Des hausses de salaire de 1,5 % pour les maires

Les élus municipaux ont droit cette année à des augmentations de salaire de 1,5 %. La rémunération du maire Denis Coderre passera ainsi à 165 373 $, et celle du maire Régis Labeaume à 156 992 $, sommes auxquelles s’ajoute une allocation de dépenses de 16 216 $.

C’est la Loi sur le traitement des élus municipaux qui fixe les hausses de salaire autorisées. Celles-ci sont établies en fonction de la taille des villes et du taux d’augmentation des prix à la consommation au Canada entre décembre 2013 et décembre 2014, qui a atteint 1,5 %.

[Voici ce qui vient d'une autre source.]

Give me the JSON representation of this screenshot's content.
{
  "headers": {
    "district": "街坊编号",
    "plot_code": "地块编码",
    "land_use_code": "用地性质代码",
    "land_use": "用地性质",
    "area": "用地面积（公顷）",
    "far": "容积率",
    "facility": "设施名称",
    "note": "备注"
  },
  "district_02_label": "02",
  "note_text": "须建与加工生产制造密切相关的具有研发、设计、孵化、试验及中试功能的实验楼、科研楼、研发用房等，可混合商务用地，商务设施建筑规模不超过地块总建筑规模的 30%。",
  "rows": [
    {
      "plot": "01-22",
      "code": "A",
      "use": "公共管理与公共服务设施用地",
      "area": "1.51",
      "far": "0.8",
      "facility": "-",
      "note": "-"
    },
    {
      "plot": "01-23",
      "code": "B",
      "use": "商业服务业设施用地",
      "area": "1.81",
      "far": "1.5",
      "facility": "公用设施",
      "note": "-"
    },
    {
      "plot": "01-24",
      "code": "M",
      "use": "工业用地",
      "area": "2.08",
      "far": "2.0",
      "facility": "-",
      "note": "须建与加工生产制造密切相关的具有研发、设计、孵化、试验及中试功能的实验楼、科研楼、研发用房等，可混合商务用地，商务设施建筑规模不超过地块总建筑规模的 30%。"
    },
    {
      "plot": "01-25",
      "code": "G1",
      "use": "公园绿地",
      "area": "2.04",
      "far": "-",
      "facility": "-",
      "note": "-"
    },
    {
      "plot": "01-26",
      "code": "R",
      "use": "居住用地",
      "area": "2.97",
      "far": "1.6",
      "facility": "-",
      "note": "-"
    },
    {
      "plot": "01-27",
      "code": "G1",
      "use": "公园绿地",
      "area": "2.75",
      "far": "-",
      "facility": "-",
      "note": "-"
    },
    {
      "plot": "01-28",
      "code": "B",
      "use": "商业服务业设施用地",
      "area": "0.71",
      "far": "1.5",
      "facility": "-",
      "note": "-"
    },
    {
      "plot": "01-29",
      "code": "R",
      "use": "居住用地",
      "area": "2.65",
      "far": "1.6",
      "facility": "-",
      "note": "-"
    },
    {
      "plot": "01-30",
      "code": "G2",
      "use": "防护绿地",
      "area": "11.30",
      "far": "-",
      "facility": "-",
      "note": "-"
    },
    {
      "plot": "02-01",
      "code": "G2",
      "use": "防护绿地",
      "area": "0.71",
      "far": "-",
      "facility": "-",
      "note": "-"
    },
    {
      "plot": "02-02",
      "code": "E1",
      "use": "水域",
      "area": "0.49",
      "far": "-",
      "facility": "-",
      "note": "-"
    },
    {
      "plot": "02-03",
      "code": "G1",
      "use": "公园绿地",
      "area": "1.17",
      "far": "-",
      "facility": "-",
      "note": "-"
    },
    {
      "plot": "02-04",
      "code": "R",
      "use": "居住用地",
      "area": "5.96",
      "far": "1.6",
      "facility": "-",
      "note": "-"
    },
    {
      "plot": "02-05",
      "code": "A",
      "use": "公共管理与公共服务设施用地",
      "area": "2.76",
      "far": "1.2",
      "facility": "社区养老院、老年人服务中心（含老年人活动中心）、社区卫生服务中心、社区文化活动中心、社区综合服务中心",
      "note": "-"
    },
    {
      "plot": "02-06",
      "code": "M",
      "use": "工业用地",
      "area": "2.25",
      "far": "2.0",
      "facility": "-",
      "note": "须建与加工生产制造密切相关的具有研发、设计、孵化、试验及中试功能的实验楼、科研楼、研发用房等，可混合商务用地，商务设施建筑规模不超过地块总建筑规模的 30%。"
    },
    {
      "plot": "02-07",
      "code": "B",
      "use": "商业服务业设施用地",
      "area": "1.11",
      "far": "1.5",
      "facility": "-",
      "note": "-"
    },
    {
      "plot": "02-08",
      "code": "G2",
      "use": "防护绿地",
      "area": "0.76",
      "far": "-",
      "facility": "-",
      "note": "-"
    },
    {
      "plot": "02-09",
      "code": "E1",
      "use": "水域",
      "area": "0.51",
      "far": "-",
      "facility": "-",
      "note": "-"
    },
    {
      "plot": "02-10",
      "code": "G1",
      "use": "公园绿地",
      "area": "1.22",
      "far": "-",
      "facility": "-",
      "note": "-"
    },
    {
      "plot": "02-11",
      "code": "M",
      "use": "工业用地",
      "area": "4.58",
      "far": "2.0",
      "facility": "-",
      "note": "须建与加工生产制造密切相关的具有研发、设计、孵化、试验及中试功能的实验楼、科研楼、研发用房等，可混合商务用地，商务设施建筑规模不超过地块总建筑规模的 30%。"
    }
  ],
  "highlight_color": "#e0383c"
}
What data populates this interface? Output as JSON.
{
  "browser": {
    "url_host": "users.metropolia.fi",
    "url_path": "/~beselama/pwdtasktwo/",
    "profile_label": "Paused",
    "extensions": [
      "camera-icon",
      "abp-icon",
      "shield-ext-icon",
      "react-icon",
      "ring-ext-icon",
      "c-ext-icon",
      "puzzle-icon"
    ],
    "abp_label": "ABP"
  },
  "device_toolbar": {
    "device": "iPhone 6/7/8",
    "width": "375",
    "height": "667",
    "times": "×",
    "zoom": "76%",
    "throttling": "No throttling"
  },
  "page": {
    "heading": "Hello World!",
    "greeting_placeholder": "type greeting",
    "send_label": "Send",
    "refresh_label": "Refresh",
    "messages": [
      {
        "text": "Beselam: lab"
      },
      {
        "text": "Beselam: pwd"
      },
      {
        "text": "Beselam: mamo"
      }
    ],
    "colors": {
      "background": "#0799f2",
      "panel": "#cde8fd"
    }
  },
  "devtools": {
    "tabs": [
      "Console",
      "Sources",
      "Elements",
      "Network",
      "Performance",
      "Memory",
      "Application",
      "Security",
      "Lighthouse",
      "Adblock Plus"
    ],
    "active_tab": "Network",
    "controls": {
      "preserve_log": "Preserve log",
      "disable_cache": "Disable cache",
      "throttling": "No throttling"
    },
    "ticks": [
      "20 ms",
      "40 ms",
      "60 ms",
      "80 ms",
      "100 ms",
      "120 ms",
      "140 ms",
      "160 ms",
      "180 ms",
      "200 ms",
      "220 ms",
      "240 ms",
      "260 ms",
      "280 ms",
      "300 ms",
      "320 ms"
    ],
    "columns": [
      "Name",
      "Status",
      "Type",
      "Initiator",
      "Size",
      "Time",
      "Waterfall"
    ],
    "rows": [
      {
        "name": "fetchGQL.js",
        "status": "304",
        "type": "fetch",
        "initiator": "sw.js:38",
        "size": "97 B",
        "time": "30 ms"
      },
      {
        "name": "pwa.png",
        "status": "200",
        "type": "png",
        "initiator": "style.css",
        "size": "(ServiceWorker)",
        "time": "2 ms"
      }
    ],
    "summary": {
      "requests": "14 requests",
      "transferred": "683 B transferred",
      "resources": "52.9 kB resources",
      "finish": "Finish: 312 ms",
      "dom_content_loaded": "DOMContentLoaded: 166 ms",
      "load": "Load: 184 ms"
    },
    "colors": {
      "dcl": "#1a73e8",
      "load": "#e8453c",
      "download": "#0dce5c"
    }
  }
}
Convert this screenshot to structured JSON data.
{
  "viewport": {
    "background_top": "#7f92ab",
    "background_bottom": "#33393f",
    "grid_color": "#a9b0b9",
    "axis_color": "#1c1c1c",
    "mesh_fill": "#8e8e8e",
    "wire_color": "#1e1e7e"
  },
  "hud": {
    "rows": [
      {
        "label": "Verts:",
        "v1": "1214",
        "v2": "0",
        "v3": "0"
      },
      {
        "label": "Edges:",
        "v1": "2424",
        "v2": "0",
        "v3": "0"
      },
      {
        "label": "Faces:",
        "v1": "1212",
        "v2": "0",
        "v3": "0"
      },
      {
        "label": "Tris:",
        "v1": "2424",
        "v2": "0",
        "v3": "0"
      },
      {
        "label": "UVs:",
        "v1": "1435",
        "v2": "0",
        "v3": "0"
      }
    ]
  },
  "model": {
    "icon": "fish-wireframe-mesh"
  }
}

En tenant compte de l’allocation de dépenses de 16 216 $ consentie à tous les élus, la rémunération globale du maire Coderre a grimpé à 181 589 $ en 2016, contre 178 905 $ l’an dernier. Celle de Régis Labeaume est passée de 170 579 $ à 173 138 $ entre 2015 et 2016.

Pour sa part, le maire de Laval, Marc Demers, a droit à une rémunération globale de 167 705 $, alors les maires de Gatineau, Longueuil, Sherbrooke, Saguenay, Lévis, Trois-Rivières et Terrebonne toucheront 158 654 $ en 2016.

Les élus autres que les maires reçoivent des rémunérations additionnelles s’ils occupent des fonctions au comité exécutif ou au sein de commissions, par exemple. En 2015, les élus montréalais les mieux payés après le maire Coderre étaient Pierre Desrochers, Anie Samson, Russell Copeman, Chantal Rouleau et Lionel Perez, avec une rémunération globale de 162 612 $.

Comparaisons

À ceux qui pourraient critiquer la hausse de salaire du maire Coderre, son cabinet rétorque que celle-ci est encadrée par la loi. À titre de comparaison, les hausses de rémunération des employés de la Ville de Montréal (cadres et employés syndiqués) varient de 2 % à 2,5 % en 2016, a précisé Louis-Pascal Cyr, directeur des communications au bureau du maire.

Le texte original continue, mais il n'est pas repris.